Getting your Trinity Audio player ready... |
ABD’nin Suriye ve Afganistan’da Rusya ile işbirliği girişimleri Türkiye’nin daha da sıkıştırılması anlamına gelebileceği sinyalini veriyor. Rusya; Türkiye’nin Afganistan hamlesine karşılık İran ile birlikte ABD’ye yardımcı olabileceğini belirtirken Türkiye’nin önünü kesmiş oluyor. Ayrıca, Suriye’de ABD – Rusya işbirliğinin doğrudan radikal islama karşı ortak cephe oluşturma stratejisini yansıttığı görülüyor.
“…Putin’in Afganistan ve İran konusunda ABD’ye yardımcı olabileceği mesajına karşın Biden’ın Suriye ve Libya halkına bir miktar istikrar ve ekonomik güvenlik kazandırma niyetinden bahsetmesi karşılıklı etkileşime işaret ediyor.
Şimdilik Biden’ın odaklanmak istediği konu BM Güvenlik Konseyi’nin Cilvegözü Sınır Kapısı’nın (Bab El Heva) kullanımına ilişkin 10 Temmuz’a kadar verdiği iznin süresi dolmadan bir mutabakat sağlamak.
Kuşkusuz hangi kapıların insani yardım için kullanılacağı tartışmasında Türkiye de kritik bir yerde duruyor. Yine olası Rus-Amerikan etkileşiminin en önemli muhatabı Türkiye.
Cumhurbaşkanı Tayyip Erdoğan hem Brüksel’deki NATO zirvesinde hem Biden’la görüşmesinde Suriye Demokratik Güçleri’ne (SDG) desteğin kesilmesi başta olmak üzere Türkiye’nin Suriye’deki önceliklerini tekrarladı ama istediğini alamadı.

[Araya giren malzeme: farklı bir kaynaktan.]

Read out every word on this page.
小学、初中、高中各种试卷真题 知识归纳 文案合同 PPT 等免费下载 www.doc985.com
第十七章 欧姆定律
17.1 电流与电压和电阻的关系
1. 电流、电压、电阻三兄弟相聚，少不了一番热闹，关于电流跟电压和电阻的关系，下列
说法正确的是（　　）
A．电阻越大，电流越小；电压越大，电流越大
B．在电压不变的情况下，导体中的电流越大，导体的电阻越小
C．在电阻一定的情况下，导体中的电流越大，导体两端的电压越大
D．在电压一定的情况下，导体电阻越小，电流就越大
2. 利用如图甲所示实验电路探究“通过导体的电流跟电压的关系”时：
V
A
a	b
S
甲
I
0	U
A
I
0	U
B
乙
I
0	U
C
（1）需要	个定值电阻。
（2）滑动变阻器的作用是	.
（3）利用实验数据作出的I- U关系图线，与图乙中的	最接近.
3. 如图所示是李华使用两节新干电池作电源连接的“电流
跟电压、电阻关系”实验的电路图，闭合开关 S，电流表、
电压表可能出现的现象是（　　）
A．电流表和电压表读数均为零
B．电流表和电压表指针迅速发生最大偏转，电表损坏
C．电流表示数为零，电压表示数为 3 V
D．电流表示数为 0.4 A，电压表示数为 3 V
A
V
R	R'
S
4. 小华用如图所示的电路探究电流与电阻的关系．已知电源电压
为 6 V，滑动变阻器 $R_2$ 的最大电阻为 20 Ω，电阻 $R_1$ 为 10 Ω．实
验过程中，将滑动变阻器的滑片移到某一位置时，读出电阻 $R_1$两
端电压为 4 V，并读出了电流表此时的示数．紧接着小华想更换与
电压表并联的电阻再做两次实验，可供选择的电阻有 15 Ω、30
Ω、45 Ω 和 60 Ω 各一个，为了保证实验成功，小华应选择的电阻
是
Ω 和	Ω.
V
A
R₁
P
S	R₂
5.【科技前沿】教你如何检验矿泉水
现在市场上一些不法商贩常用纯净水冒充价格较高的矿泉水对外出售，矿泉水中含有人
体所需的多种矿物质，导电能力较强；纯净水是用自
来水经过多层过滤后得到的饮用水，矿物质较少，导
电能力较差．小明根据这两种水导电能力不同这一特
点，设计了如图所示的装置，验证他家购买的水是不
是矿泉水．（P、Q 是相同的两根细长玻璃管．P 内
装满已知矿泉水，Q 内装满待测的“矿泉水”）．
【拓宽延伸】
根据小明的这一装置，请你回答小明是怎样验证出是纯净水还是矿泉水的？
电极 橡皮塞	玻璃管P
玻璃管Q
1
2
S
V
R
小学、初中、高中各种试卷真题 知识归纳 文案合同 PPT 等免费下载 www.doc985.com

Buna karşın NATO zirvesinin sonuç bildirisinde Türkiye’yi hoşnut edecek iki madde eklendi. Bildirinin 52’nci maddesinde dikkat çekici bir ifade yer aldı: “Suriye’den Türkiye’yi bir kez daha vurabilecek veya tehdit edebilecek füze atışlarına karşı müteyakkız olmaya devam ediyoruz.” Bildirinin 53’ncü maddesinde ise Suriye’deki seçimlerin tanınmadığı ve BM Güvenlik Konseyi’nin 2254 sayılı kararı uyarınca gerçek bir siyasi sürecin gerektiği vurgulanarak Türkiye’nin mültecilere ev sahipliği takdir edildi.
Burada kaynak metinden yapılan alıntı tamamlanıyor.